The Mill Pond by Gustave Baumann

The Mill Pond

Gustave Baumann

Title

The Mill Pond

 
Artist
Year
1913  
Technique
color woodcut using 6 blocks 
Image Size
25 1/2 x 34" image 
Signature
signed using blocks, beneath image; intitaled in block, lower left image. 
Edition Size
20 recorded impresssions 
Annotations
inscribed in the orange block in the lower margin: HANDPROOF FROM THE ORIGINAL WOODCUTS THE MILL POND by GUSTAVE BAUMANN PRINTED AT NASHVILE, BROWN CO. IND. 
Reference
Chamberlain 33; Rochester Museum 1918, catalogue no. 77 
Paper
cream wove kyokushi paper 
State
published 
Publisher
artist 
Inventory ID
AB4074 
Price
SOLD
Description

"The Mill Pond" is a large color woodcut, done in 1913. This woodcut was block signed, titled, and annotated - using separate blocks - "Handproof from the Original Woodcuts" and "Printed at Nashville, Brown County Ind." by the artist in the lower margin, beneath the image. The image is block initialed and dated "GB -13" and "©" in the lower left image. The large image, which measures 25-1/2 x 34" was carved and printed using 6 separate blocks by the artist in 20 recorded impressions on a sheet of cream wove Kyokushi Japanese paper that measures 25-7/8 x 35". The reference for this image is Chamberlain 33. This impression is illustrated in figure 33.2 on page 172 of 'In a Modern Rendering: The Woodcuts of Gustave Baumann'.

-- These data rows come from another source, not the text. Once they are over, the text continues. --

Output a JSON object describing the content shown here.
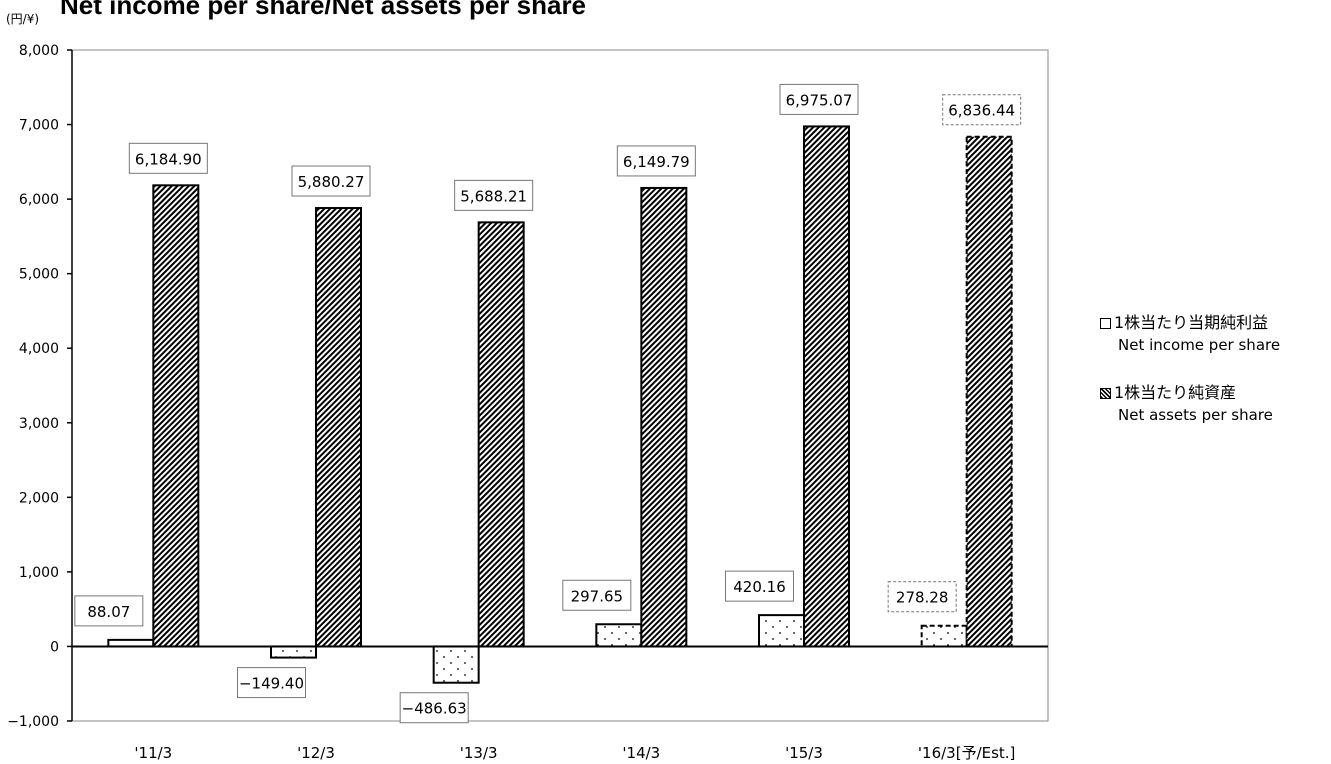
{
  "title": "Net income per share/Net assets per share",
  "unit": "(円/¥)",
  "legend": {
    "income": {
      "jp": "1株当たり当期純利益",
      "en": "Net income per share"
    },
    "assets": {
      "jp": "1株当たり純資産",
      "en": "Net assets per share"
    }
  },
  "chart_data": {
    "type": "bar",
    "categories": [
      "'11/3",
      "'12/3",
      "'13/3",
      "'14/3",
      "'15/3",
      "'16/3[予/Est.]"
    ],
    "series": [
      {
        "name": "1株当たり当期純利益 Net income per share",
        "values": [
          88.07,
          -149.4,
          -486.63,
          297.65,
          420.16,
          278.28
        ]
      },
      {
        "name": "1株当たり純資産 Net assets per share",
        "values": [
          6184.9,
          5880.27,
          5688.21,
          6149.79,
          6975.07,
          6836.44
        ]
      }
    ],
    "data_labels": {
      "income": [
        "88.07",
        "−149.40",
        "−486.63",
        "297.65",
        "420.16",
        "278.28"
      ],
      "assets": [
        "6,184.90",
        "5,880.27",
        "5,688.21",
        "6,149.79",
        "6,975.07",
        "6,836.44"
      ]
    },
    "estimate_category_index": 5,
    "ylim": [
      -1000,
      8000
    ],
    "yticks": [
      -1000,
      0,
      1000,
      2000,
      3000,
      4000,
      5000,
      6000,
      7000,
      8000
    ],
    "ytick_labels": [
      "−1,000",
      "0",
      "1,000",
      "2,000",
      "3,000",
      "4,000",
      "5,000",
      "6,000",
      "7,000",
      "8,000"
    ],
    "legend_position": "right",
    "grid": false
  }
}
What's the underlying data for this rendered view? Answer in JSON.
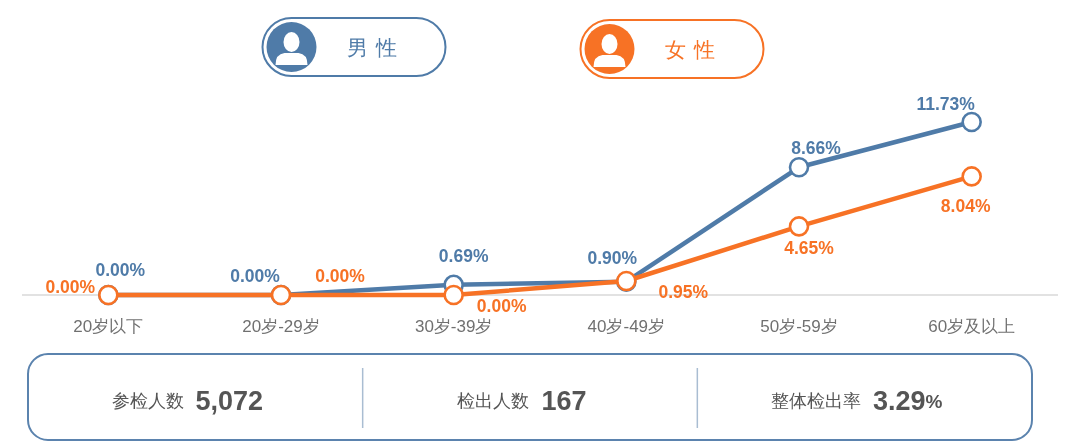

Gustave Baumann printed a few prints in the Japanese method, using water-based inks and printed using a baren, the editioned prints were printed using a press.

The Mill Pond was included in an exhibition at the Palette and Chisel Club (the second oldest artists' organization in the USA), in Chicago in April 1913, but Baumann re-cut one or more of this blocks in the fall. A photograph in the Baumann archive shows the artist carving one of the blocks for The Mill Pond and, on the wall of his studio, a calendar for the month of September 1913. The Mill Pond was the last in the series of large-format prints of Brown County and is the largest color print made from wood that anyone had made up to that point.

According to Martin Krause, curator emeritus at the Indianapolis Museum of Art at Newfields, this is a reversed view of Benjamin Cox's gristmill at the junction of Salt and Greasy Creeks southeast of Nashville. The gristmill burned down while Baumann was living in Nashville but not before his friend and fellow artist Will Vawter painted it.